For us, the orientation was a single course and there was no way that they could take the final until they had completed everything else. We used submitted_since in the request to only get those that were graded.

For you, there are many courses and different assignments and you don't want to check all of them. There's not a single assignment that signifies the end of a course.

Thankfully, Canvas has modules that can signify completion and we can check those.

If you create a module or multiple modules that contains all of the assignments that must be completed, then you could check the module progress using the Get user progress API endpoint. This returns a CourseProgress object that contains a completed_at date, which is when the user completed the course or null if they haven't completed all the modules yet. Completion of the course is determined by whether all of the modules with requirements have been completed. That call gives the total number of requirements and the number of completed requirements, so you could prompt the instructor ahead of time with an email "SD is about to complete the course".

This requires that you poll every student in every class. What you might do is run it overnight and maintain a local database of student progress status and then use it to identify students that are nearing completion to poll just those students every hour (or whatever acceptable time frame you have) throughout the day.

A better way would be to use GraphQL. Under the usersConnection, you have courseProgression > requirements.
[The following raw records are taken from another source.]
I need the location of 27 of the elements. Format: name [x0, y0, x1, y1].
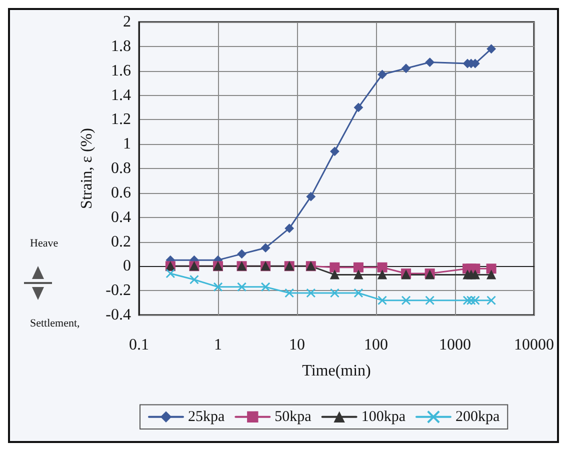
- legend-label: 100kpa: [361, 408, 406, 425]
- x-tick-label: 1: [214, 336, 222, 354]
- y-tick-label: 1.8: [111, 38, 131, 55]
- x-tick-label: 0.1: [129, 336, 149, 354]
- legend-label: 50kpa: [274, 408, 312, 425]
- y-tick-label: -0.2: [106, 282, 131, 300]
- x-tick-label: 1000: [439, 336, 471, 354]
- x-tick-label: 10000: [514, 336, 554, 354]
- y-tick-label: 1: [123, 136, 131, 153]
- y-tick-label: 1.4: [111, 86, 131, 104]
- y-tick-label: 1.6: [111, 62, 131, 80]
- y-tick-label: -0.4: [106, 306, 131, 324]
- legend-label: 200kpa: [455, 408, 500, 425]
- text: Settlement,: [30, 318, 80, 330]
- y-tick-label: 0.8: [111, 160, 131, 177]
- y-tick-label: 0.2: [111, 233, 131, 250]
- y-tick-label: 0.4: [111, 208, 131, 226]
- x-axis-title: Time(min): [302, 362, 371, 380]
- y-tick-label: 2: [123, 14, 131, 30]
- x-tick-label: 100: [364, 336, 388, 354]
- y-tick-label: 1.2: [111, 111, 131, 128]
- y-tick-label: 0.6: [111, 184, 131, 202]
- legend-label: 25kpa: [188, 408, 225, 425]
- y-tick-label: 0: [123, 258, 131, 275]
- x-tick-label: 10: [289, 336, 305, 354]
- y-axis-title: Strain, ε (%): [78, 128, 96, 209]
- text: Heave: [30, 238, 58, 250]
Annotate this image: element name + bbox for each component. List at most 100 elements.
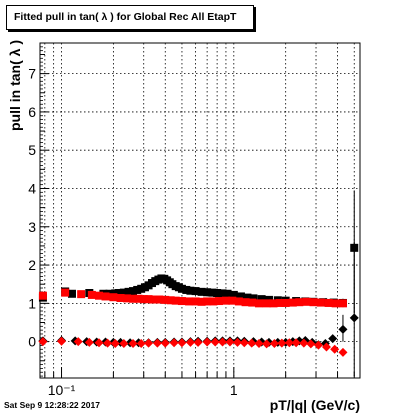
data-point-square — [275, 298, 284, 307]
data-point-diamond — [338, 324, 348, 334]
data-point-diamond — [239, 338, 249, 348]
y-tick-label: 3 — [28, 219, 36, 235]
data-point-diamond — [218, 337, 228, 347]
data-point-square — [197, 287, 206, 296]
data-point-square — [203, 288, 212, 297]
data-point-diamond — [291, 338, 301, 348]
data-point-square — [228, 296, 237, 305]
x-tick-label: 1 — [230, 382, 238, 398]
y-tick-label: 2 — [28, 257, 36, 273]
data-point-square — [214, 297, 223, 306]
data-point-square — [87, 290, 96, 299]
y-axis-label: pull in tan( λ ) — [7, 40, 23, 131]
data-point-square — [208, 288, 217, 297]
data-point-diamond — [210, 337, 220, 347]
data-point-diamond — [202, 337, 212, 347]
data-point-square — [257, 295, 266, 304]
data-point-square — [61, 288, 70, 297]
data-point-diamond — [349, 313, 359, 323]
data-point-diamond — [321, 342, 331, 352]
data-point-diamond — [185, 337, 195, 347]
data-point-square — [218, 289, 227, 298]
data-point-square — [269, 299, 278, 308]
data-point-square — [229, 290, 238, 299]
data-point-square — [119, 288, 128, 297]
data-point-square — [209, 297, 218, 306]
data-point-square — [185, 297, 194, 306]
data-point-diamond — [269, 339, 279, 349]
data-point-square — [243, 293, 252, 302]
data-point-square — [161, 295, 170, 304]
y-tick-label: 5 — [28, 142, 36, 158]
data-point-diamond — [128, 339, 138, 349]
data-point-square — [129, 294, 138, 303]
data-point-diamond — [284, 338, 294, 348]
y-tick-label: 1 — [28, 295, 36, 311]
y-tick-label: 6 — [28, 104, 36, 120]
data-point-square — [191, 297, 200, 306]
data-point-diamond — [160, 338, 170, 348]
data-point-square — [94, 291, 103, 300]
plot-frame — [39, 42, 361, 379]
data-point-square — [191, 287, 200, 296]
data-point-square — [262, 299, 271, 308]
data-point-square — [281, 298, 290, 307]
data-point-diamond — [38, 337, 48, 347]
data-point-diamond — [299, 338, 309, 348]
data-point-diamond — [177, 338, 187, 348]
data-point-diamond — [232, 337, 242, 347]
data-point-square — [114, 289, 123, 298]
data-point-square — [123, 294, 132, 303]
data-point-diamond — [328, 334, 338, 344]
data-point-diamond — [247, 338, 257, 348]
data-point-square — [186, 286, 195, 295]
data-point-square — [129, 287, 138, 296]
data-point-square — [288, 298, 297, 307]
data-point-diamond — [277, 338, 287, 348]
data-point-diamond — [84, 337, 94, 347]
x-tick-label: 10⁻¹ — [48, 382, 76, 398]
data-point-square — [38, 291, 47, 300]
data-point-square — [77, 290, 86, 299]
data-point-square — [134, 294, 143, 303]
data-point-diamond — [119, 339, 129, 349]
data-point-square — [67, 289, 76, 298]
data-markers — [38, 243, 359, 357]
data-point-diamond — [57, 336, 67, 346]
data-point-square — [144, 295, 153, 304]
data-point-square — [309, 298, 318, 307]
data-point-diamond — [94, 338, 104, 348]
data-point-square — [171, 296, 180, 305]
data-point-square — [241, 298, 250, 307]
data-point-square — [116, 293, 125, 302]
data-point-square — [139, 295, 148, 304]
data-point-square — [177, 284, 186, 293]
data-point-square — [236, 292, 245, 301]
y-tick-label: 0 — [28, 334, 36, 350]
data-point-square — [316, 298, 325, 307]
data-point-diamond — [110, 339, 120, 349]
data-point-diamond — [330, 344, 340, 354]
data-point-square — [166, 296, 175, 305]
data-point-square — [254, 299, 263, 308]
data-point-diamond — [254, 339, 264, 349]
data-point-square — [350, 243, 359, 252]
data-point-diamond — [306, 339, 316, 349]
data-point-square — [109, 293, 118, 302]
data-point-square — [223, 289, 232, 298]
data-point-diamond — [73, 337, 83, 347]
data-point-square — [149, 295, 158, 304]
data-point-square — [197, 297, 206, 306]
error-bars — [342, 190, 355, 377]
data-point-diamond — [193, 337, 203, 347]
y-tick-label: 4 — [28, 180, 36, 196]
data-point-square — [101, 292, 110, 301]
data-point-square — [331, 299, 340, 308]
x-axis-label: pT/|q| (GeV/c) — [270, 397, 360, 413]
data-point-square — [177, 297, 186, 306]
timestamp: Sat Sep 9 12:28:22 2017 — [4, 400, 100, 410]
axis-ticks: 0 1 2 3 4 5 6 7 10⁻¹ 1 — [28, 42, 355, 398]
data-point-square — [302, 297, 311, 306]
data-point-diamond — [313, 340, 323, 350]
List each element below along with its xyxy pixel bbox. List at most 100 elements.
It has a completionPercentage flag.

query courseProgress($courseId: ID!, $c1: String) {
  course(id: $courseId) {
    _id
    name
    usersConnection(
      after: $c1
      first: 100
      filter: {enrollmentStates: active, enrollmentTypes: StudentEnrollment}
    ) {
      nodes {
        _id
        sisId
        sortableName
        courseProgression {
          requirements {
            completionPercentage
          }
        }
      }
      pageInfo {
        endCursor
        hasNextPage
      }
    }
  }
}

You would pass it a variables object with the courseId and c1. c1 is used for pagination and is initially null. Upon subsequent requests, you would use the endCursor from the previous request. If you don't have more than 100 students, you may not need to use the pagination.

You would need to go through and filter the results to see which students were at 100 for the completionPercentage property.

You would still need to query each course, but it's not one request per course instead of one request per student. The progress request is not fast, even for GraphQL. I have 321 requirements in my course because I'm using badging but only 20 students in the class I tested it with. It took about 7.5 seconds to fetch and that was with a request I had already made once so it may have been more the first time. You should have fewer modules but more students, but it's probably the number of requirements that slow it down more than the number of students.

You could use terms or accounts to get more than one course at a time, but you will definitely need to use pagination. It will probably be simpler to just iterate through all of your courses.

Depending on what you do with the student once they're done, you may need to keep track of when they completed it. If you conclude their enrollments then (not verified) you should stop getting them in the report

Another possibility is to set up Canvas Live Events and watch the course_completed event. They recommend using Amazon's AWS SQS queue, but if you have a reliable connection, you can have events sent directly to your servers and bypass having to poll the SQS queue. Live events are a best-effort attempt, so you still need polling as a fallback, but it could be once a day.